Citando Catarina Serra[12], “só uma violação grave dos deveres do administrador da insolvência, que torne infundada a expectativa ou a pretensão da sua continuidade em funções, pode dar origem à sua destituição”, sendo que existirá justa causa para esta última “quando o administrador adopte um comportamento geral ou pratique algum acto em particular que o torne desmerecedor da confiança dos restantes órgãos processuais ou das partes”.
Daí que, como Carvalho Fernandes e João Labareda[13] escrevem, “[c]obrem-se todos os casos de violação de deveres por parte do nomeado, aqueles em que se verifica a inaptidão ou incompetência para o exercício do cargo, traduzidas na administração ou liquidação deficientes, inapropriadas ou ineficazes da massa, e, segundo o entendimento que temos por correto, aqueles que traduzam uma situação em que, atentas as circunstâncias concretas, é inexigível a manutenção da relação com ele e infundada a possível pretensão do administrador de se manter em funções (…)”[14]. Acrescentam, contudo: “para lá desta disposição de caráter geral, há normas específicas que consagram casos particulares de destituibilidade, como acontece, v.g., com os arts 168º e 169º” (estes dois preceitos elencam, a título exemplificativo, situações nas quais a lei considera verificar-se justa causa para a destituição do AI).
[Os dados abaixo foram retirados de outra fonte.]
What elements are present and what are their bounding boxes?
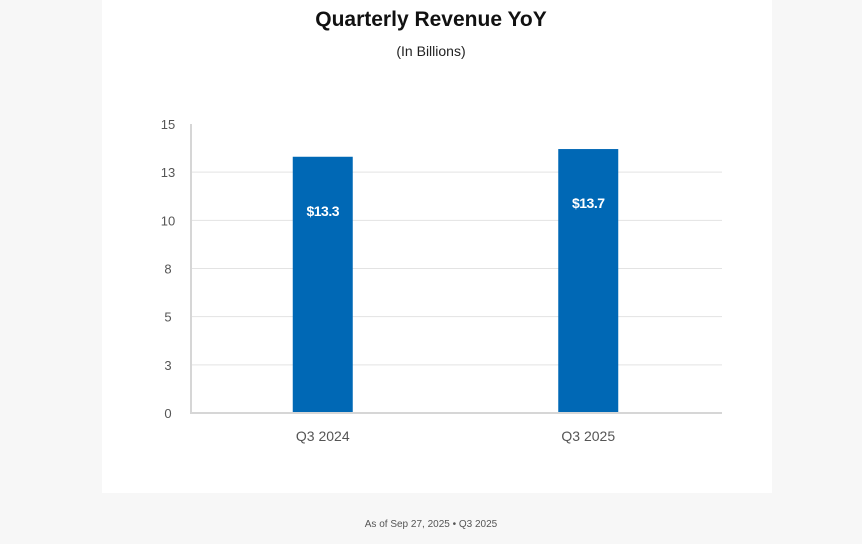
x-axis-ticks: Q3 2024 Q3 2025 [296, 428, 615, 444]
y-tick-label: 10 [161, 213, 175, 228]
chart-title: Quarterly Revenue YoY [315, 8, 547, 31]
as-of-footer: As of Sep 27, 2025 • Q3 2025 [364, 519, 498, 530]
x-tick-label: Q3 2024 [296, 428, 350, 444]
gridlines [191, 171, 722, 366]
y-tick-label: 13 [161, 165, 175, 180]
data-labels: $13.3 $13.7 [306, 195, 605, 219]
bar-data-label: $13.3 [306, 203, 339, 219]
y-tick-label: 5 [164, 310, 171, 325]
y-tick-label: 8 [164, 262, 171, 277]
y-axis-ticks: 0 3 5 8 10 13 15 [161, 117, 175, 421]
y-tick-label: 3 [164, 358, 171, 373]
y-tick-label: 15 [161, 117, 175, 132]
chart-card [102, 0, 772, 493]
chart-subtitle: (In Billions) [396, 43, 466, 59]
bar-q3-2025 [558, 149, 619, 412]
x-tick-label: Q3 2025 [561, 428, 615, 444]
bars [292, 149, 619, 412]
bar-data-label: $13.7 [572, 195, 605, 211]
bar-q3-2024 [292, 156, 353, 412]
y-tick-label: 0 [164, 406, 171, 421]
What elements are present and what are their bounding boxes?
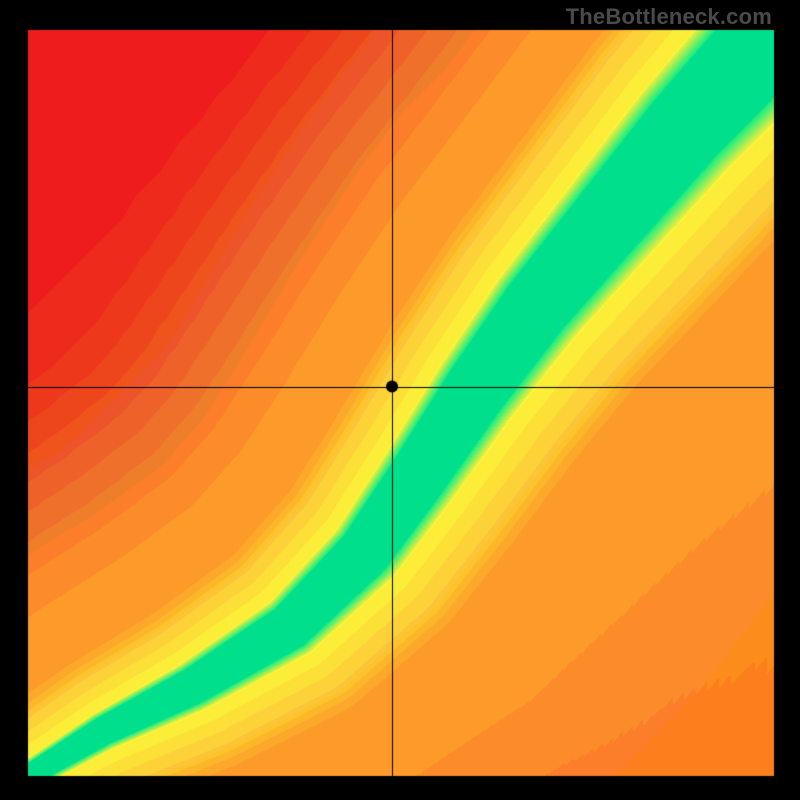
watermark-text: TheBottleneck.com xyxy=(566,4,772,30)
heatmap-canvas xyxy=(0,0,800,800)
chart-container: TheBottleneck.com xyxy=(0,0,800,800)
Já Marco Carvalho Gonçalves[15], sintetiza diversos outros casos nos quais a destituição estará igualmente justificada. Entre outros, exemplifica os seguintes: a) quando o AI viole, de forma reiterada e injustificada, os deveres de boa-fé e de cooperação com o tribunal, não respondendo às notificações que lhe sejam dirigidas, b) procure alienar os bens da massa insolvente por um valor inferior ao que consta do respectiva auto de apreensão ou revele o “desconhecimento de aspectos essenciais da dinâmica da liquidação do activo”; c) incumpra o dever de apresentar informações periódicas sobre o estado da administração e da liquidação; ou d) releve inaptidão ou incompetência no exercício das suas funções, traduzida na administração deficiente, inapropriada ou ineficaz da massa.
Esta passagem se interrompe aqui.